Friday, February 6, 2009

The Way Out

But the tax collector stood at a distance. He would not even look up to heaven, but beat his breast and said, 'God, have mercy on me, a sinner.' ~ Luke 18:13

In our last devotion, The Blame Game, we talked about how we tend to hide in the bushes like Adam and Eve, ashamed and afraid of our failures. We don’t want to face the truth. We find it difficult to be honest. The pain of admitting our guilt and taking ownership of our shortcoming seems too difficult. It’s much easier to hide or divert attention away from it by blaming others.

One tactic I often use to divert attention away from my failure is to get angry. If I huff and puff like a child in a tantrum perhaps no one will press the issue. Also the anger feels powerful, when confession of failure feels to me like defeat. My clean exterior is shattered. My “Grade A” performance is marred. Admission of guilt is humiliation to the ego.

Michele shocked me on this subject.

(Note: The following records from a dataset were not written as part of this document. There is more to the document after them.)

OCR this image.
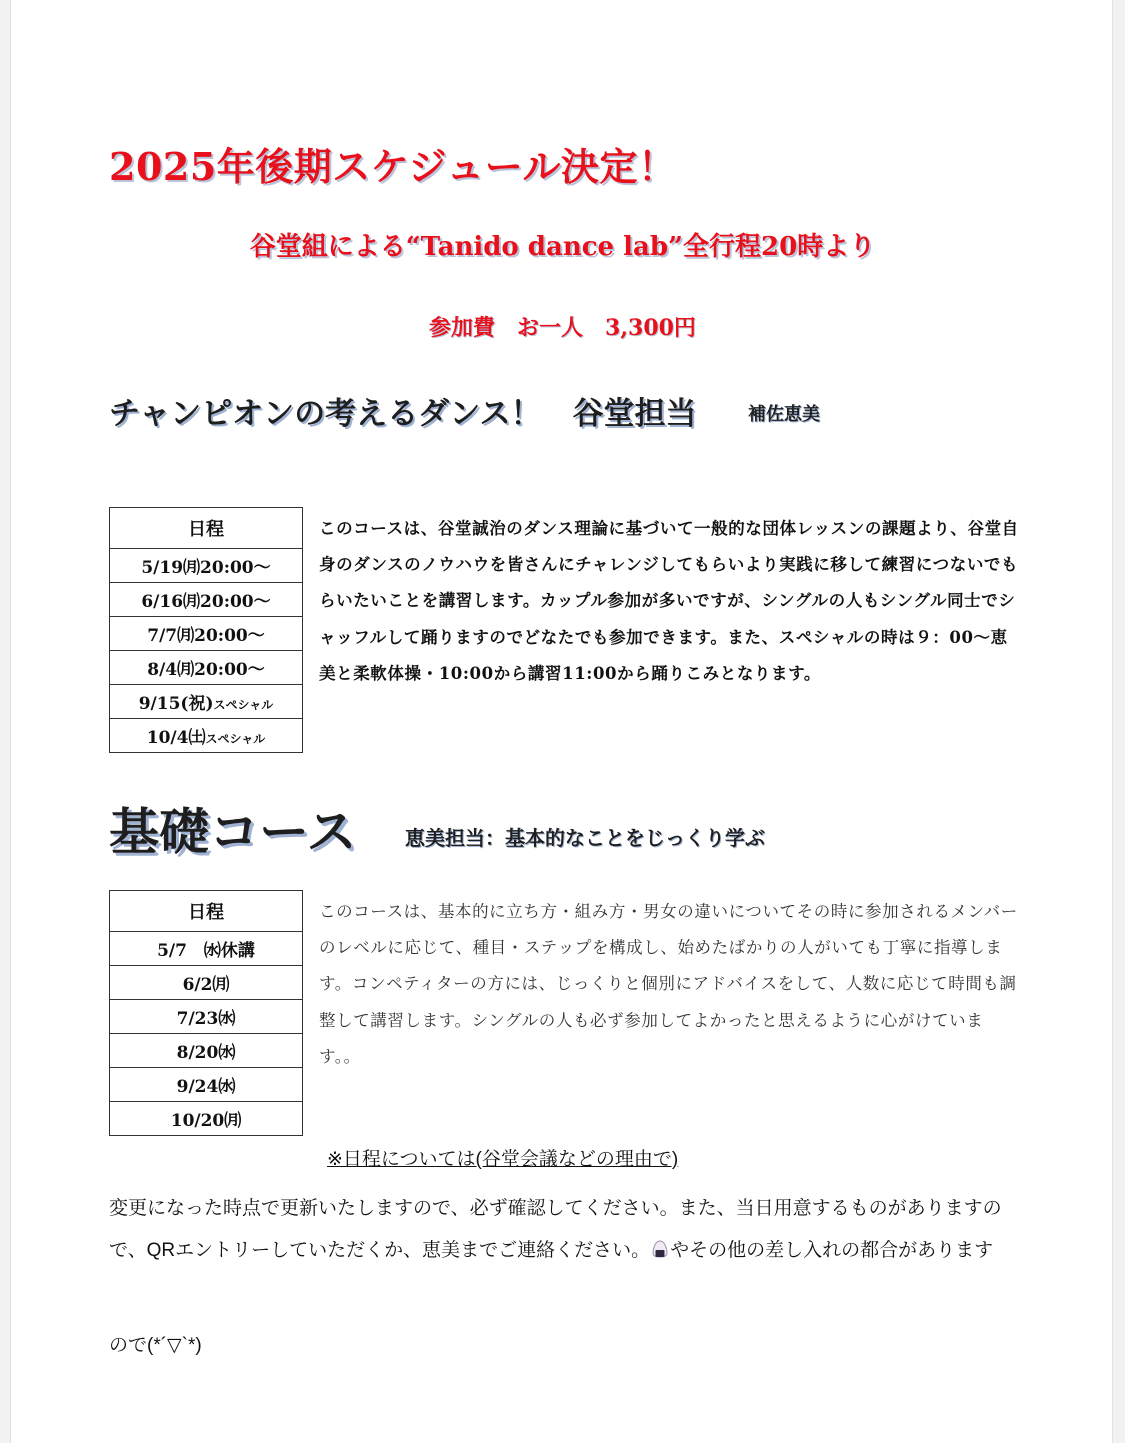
2025年後期スケジュール決定！
谷堂組による“Tanido dance lab”全行程20時より
参加費　お一人　3,300円
チャンピオンの考えるダンス！　谷堂担当	補佐恵美
日程
5/19㈪20:00〜
6/16㈪20:00〜
7/7㈪20:00〜
8/4㈪20:00〜
9/15(祝)スペシャル
10/4㈯スペシャル
このコースは、谷堂誠治のダンス理論に基づいて一般的な団体レッスンの課題より、谷堂自身のダンスのノウハウを皆さんにチャレンジしてもらいより実践に移して練習につないでもらいたいことを講習します。カップル参加が多いですが、シングルの人もシングル同士でシャッフルして踊りますのでどなたでも参加できます。また、スペシャルの時は９：00〜恵美と柔軟体操・10:00から講習11:00から踊りこみとなります。
基礎コース 恵美担当：基本的なことをじっくり学ぶ
日程
5/7　㈬休講
6/2㈪
7/23㈬
8/20㈬
9/24㈬
10/20㈪
このコースは、基本的に立ち方・組み方・男女の違いについてその時に参加されるメンバーのレベルに応じて、種目・ステップを構成し、始めたばかりの人がいても丁寧に指導します。コンペティターの方には、じっくりと個別にアドバイスをして、人数に応じて時間も調整して講習します。シングルの人も必ず参加してよかったと思えるように心がけています。。
※日程については(谷堂会議などの理由で)
変更になった時点で更新いたしますので、必ず確認してください。また、当日用意するものがありますので、QRエントリーしていただくか、恵美までご連絡ください。 やその他の差し入れの都合があります
ので(*´▽`*)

I had asked her to think of a time she was hiding. Instead of hearing about her trying to protect her ego, she shared this:

“For most of our marriage I did our finances, but recently Scott took over that job. Now I realize I had been hiding. If I bought something Scott might think was too expensive, I didn’t worry about it. I said to myself, ‘He’ll never know.’ Now I think twice because he will see the checking and credit card statements. It is a good thing to be accountable to Scott and my spending, but it’s based on fear…fear of Scott’s anger.”

I was saddened to hear that she feared being honest with me. When I asked what she was afraid would happen if I got angry, she responded that she’d just rather avoid the hassle. What a trap! And the truth is I am the careless spender! I was confronted by my hypocracy.

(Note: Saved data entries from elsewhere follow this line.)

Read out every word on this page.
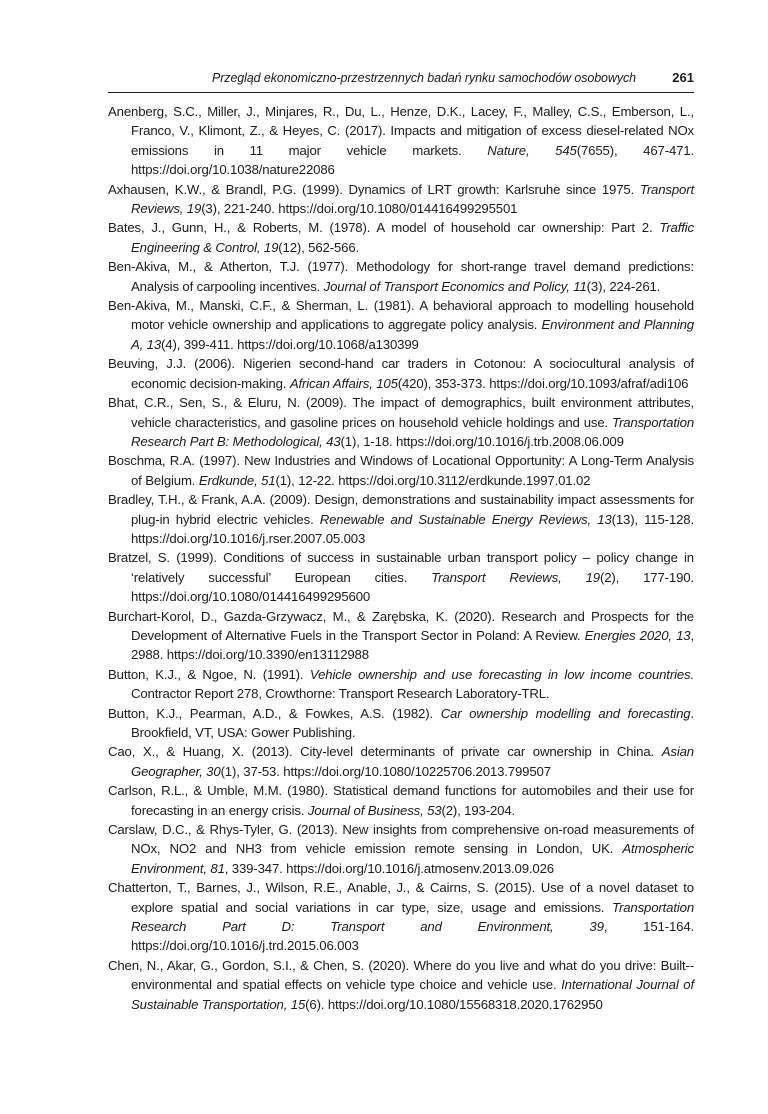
Przegląd ekonomiczno-przestrzennych badań rynku samochodów osobowych	261

Anenberg, S.C., Miller, J., Minjares, R., Du, L., Henze, D.K., Lacey, F., Malley, C.S., Emberson, L., Franco, V., Klimont, Z., & Heyes, C. (2017). Impacts and mitigation of excess diesel-related NOx emissions in 11 major vehicle markets. Nature, 545(7655), 467-471. https://doi.org/10.1038/nature22086

Axhausen, K.W., & Brandl, P.G. (1999). Dynamics of LRT growth: Karlsruhe since 1975. Transport Reviews, 19(3), 221-240. https://doi.org/10.1080/014416499295501

Bates, J., Gunn, H., & Roberts, M. (1978). A model of household car ownership: Part 2. Traffic Engineering & Control, 19(12), 562-566.

Ben-Akiva, M., & Atherton, T.J. (1977). Methodology for short-range travel demand predictions: Analysis of carpooling incentives. Journal of Transport Economics and Policy, 11(3), 224-261.

Ben-Akiva, M., Manski, C.F., & Sherman, L. (1981). A behavioral approach to modelling household motor vehicle ownership and applications to aggregate policy analysis. Environment and Planning A, 13(4), 399-411. https://doi.org/10.1068/a130399

Beuving, J.J. (2006). Nigerien second-hand car traders in Cotonou: A sociocultural analysis of economic decision-making. African Affairs, 105(420), 353-373. https://doi.org/10.1093/afraf/adi106

Bhat, C.R., Sen, S., & Eluru, N. (2009). The impact of demographics, built environment attributes, vehicle characteristics, and gasoline prices on household vehicle holdings and use. Transportation Research Part B: Methodological, 43(1), 1-18. https://doi.org/10.1016/j.trb.2008.06.009

Boschma, R.A. (1997). New Industries and Windows of Locational Opportunity: A Long-Term Analysis of Belgium. Erdkunde, 51(1), 12-22. https://doi.org/10.3112/erdkunde.1997.01.02

Bradley, T.H., & Frank, A.A. (2009). Design, demonstrations and sustainability impact assessments for plug-in hybrid electric vehicles. Renewable and Sustainable Energy Reviews, 13(13), 115-128. https://doi.org/10.1016/j.rser.2007.05.003

Bratzel, S. (1999). Conditions of success in sustainable urban transport policy – policy change in ‘relatively successful’ European cities. Transport Reviews, 19(2), 177-190. https://doi.org/10.1080/014416499295600

Burchart-Korol, D., Gazda-Grzywacz, M., & Zarębska, K. (2020). Research and Prospects for the Development of Alternative Fuels in the Transport Sector in Poland: A Review. Energies 2020, 13, 2988. https://doi.org/10.3390/en13112988

Button, K.J., & Ngoe, N. (1991). Vehicle ownership and use forecasting in low income countries. Contractor Report 278, Crowthorne: Transport Research Laboratory-TRL.

Button, K.J., Pearman, A.D., & Fowkes, A.S. (1982). Car ownership modelling and forecasting. Brookfield, VT, USA: Gower Publishing.

Cao, X., & Huang, X. (2013). City-level determinants of private car ownership in China. Asian Geographer, 30(1), 37-53. https://doi.org/10.1080/10225706.2013.799507

Carlson, R.L., & Umble, M.M. (1980). Statistical demand functions for automobiles and their use for forecasting in an energy crisis. Journal of Business, 53(2), 193-204.

Carslaw, D.C., & Rhys-Tyler, G. (2013). New insights from comprehensive on-road measurements of NOx, NO2 and NH3 from vehicle emission remote sensing in London, UK. Atmospheric Environment, 81, 339-347. https://doi.org/10.1016/j.atmosenv.2013.09.026

Chatterton, T., Barnes, J., Wilson, R.E., Anable, J., & Cairns, S. (2015). Use of a novel dataset to explore spatial and social variations in car type, size, usage and emissions. Transportation Research Part D: Transport and Environment, 39, 151-164. https://doi.org/10.1016/j.trd.2015.06.003

Chen, N., Akar, G., Gordon, S.I., & Chen, S. (2020). Where do you live and what do you drive: Built--environmental and spatial effects on vehicle type choice and vehicle use. International Journal of Sustainable Transportation, 15(6). https://doi.org/10.1080/15568318.2020.1762950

In our marriage relationships, anger as a means to keep a sense of power and control in the face of our sinful action and failures is not healthy. It is an abuse against your spouse and family. It is simply another way to hide. There is a way out.

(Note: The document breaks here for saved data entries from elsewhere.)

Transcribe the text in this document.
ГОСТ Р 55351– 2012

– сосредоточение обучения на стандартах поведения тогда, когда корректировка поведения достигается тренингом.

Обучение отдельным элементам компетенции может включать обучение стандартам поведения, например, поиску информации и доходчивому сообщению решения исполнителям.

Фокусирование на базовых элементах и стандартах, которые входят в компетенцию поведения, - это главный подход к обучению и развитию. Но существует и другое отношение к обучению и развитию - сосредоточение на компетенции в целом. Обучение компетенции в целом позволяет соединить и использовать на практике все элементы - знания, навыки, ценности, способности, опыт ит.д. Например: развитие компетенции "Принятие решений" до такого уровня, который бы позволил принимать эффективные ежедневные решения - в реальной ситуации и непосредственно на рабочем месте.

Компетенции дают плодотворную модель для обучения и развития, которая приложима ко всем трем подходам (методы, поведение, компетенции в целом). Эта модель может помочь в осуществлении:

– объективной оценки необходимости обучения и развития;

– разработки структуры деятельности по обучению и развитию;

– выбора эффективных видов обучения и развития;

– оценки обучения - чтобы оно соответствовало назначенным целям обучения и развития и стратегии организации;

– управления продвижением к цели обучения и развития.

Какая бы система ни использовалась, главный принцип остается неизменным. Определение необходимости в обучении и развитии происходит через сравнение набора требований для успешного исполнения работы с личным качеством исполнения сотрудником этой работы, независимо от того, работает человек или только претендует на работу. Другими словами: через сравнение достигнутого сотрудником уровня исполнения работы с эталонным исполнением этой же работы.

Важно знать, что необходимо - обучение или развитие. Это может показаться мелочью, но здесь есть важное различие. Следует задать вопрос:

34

What a freeing reality to know forgiveness and mercy in Jesus Christ! In Luke 18 Jesus told a parable to free those “who were confident of their own righteousness and looked down on everybody else.” He told of a religious leader who prayed “about himself.” He expressed how glad he was that he wasn’t like all the other sinners and how good he was by his disciplines of fasting and tithing. He was hiding, trapped in the bushes of fear.

There was a tax collector near who, ashamed of his own sin, wouldn’t lift his face to heaven, but beat his chest in shame saying, “God, have mercy on me, a sinner.” Jesus said that this humiliated man went home justified before God and not the puffed up religious leader.

There’s an invitation here. The invitation is like God’s calling out to Adam hiding in the bushes, "Where are you?" (Gen 3:9) Where are you in relationship to God’s offer of mercy for your failures and shortcoming, your weakness and sin? Are you still hiding trying to maintain some sense of dignity? There is no dignity in hiding. God wants to free us from our fear of judgment. His perfect love will cast out of our hearts all fear of judgment (1 Jn 4:18) and give us the freedom to walk out from behind our hiding place, whether is be angry outbursts or false piety, and stand before him both humbled and at the same time exalted. God lifts up the humbled, but those who exalt themselves, well they stay stuck in their fear of begin found out.